With the established conclusion that patients with ATTR-CM should be treated with tafamidis, whether they possess the hereditary or wild-type genotype, the medical and patient community can refocus on whether patients can be treated with this effective therapeutic. The result of these analyses should again draw attention to the unreasonable pricing decisions made for this pharmaceutical, considerably above typically accepted cost-effectiveness thresholds.[4] At a current list price of $225,000 annually, it would require an estimated 92.6% price reduction to meet commonly accepted cost-effectiveness standards of $100,000 per quality-adjusted life year.[4] Appropriate use of tafamidis at its current price for all known eligible patients with ATTR-CM would increase total United States pharmaceutical spending by >9%.

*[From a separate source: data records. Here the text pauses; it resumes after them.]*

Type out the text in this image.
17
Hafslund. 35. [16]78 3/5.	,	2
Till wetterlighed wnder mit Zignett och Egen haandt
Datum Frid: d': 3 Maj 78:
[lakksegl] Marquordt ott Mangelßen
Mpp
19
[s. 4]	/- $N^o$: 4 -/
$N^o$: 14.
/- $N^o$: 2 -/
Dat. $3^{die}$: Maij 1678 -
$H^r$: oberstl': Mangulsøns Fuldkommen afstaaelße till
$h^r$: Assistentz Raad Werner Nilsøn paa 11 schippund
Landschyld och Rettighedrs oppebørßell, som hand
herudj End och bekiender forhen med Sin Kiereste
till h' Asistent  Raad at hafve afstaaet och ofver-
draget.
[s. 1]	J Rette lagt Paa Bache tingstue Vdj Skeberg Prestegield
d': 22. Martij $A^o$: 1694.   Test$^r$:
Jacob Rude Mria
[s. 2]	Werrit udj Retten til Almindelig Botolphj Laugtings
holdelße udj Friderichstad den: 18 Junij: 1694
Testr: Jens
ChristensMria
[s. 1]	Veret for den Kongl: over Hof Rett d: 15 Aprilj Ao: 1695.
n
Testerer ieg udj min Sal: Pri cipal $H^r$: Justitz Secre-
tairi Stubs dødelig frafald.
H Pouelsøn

Perhaps more critically, broad use of tafamidis would likely also cause substantial financial hardship for patients already experiencing this progressive and deadly disease. Multiple individual center reports describe how the excessive cost of tafamidis creates demanding barriers to patient access.[5] These include burdensome use management obstacles established by payers to restrict usage expenditures, such as prior authorization requirements, but also the need to navigate complicated financial assistance programs to secure sufficient and often time-limited help. In addition, despite copayment assistance from foundations or the manufacturer, the mean 30-day out-of-pocket cost for tafamidis at one center remained $250.

Tafamidis thus encapsulates both the crowning glory of scientific and medical achievement, the creation of a medical therapy for a previously untreatable disease, and the haunting dysfunction of the U.S. pharmaceutical pricing and payment system. The opportunity to help all patients in need of treatment unfortunately remains unrealized, and we should call on the manufacturer, as well as government agencies and representatives, to engage in changing the system to incentivize responsible pricing behaviors and equitable access for all.[2]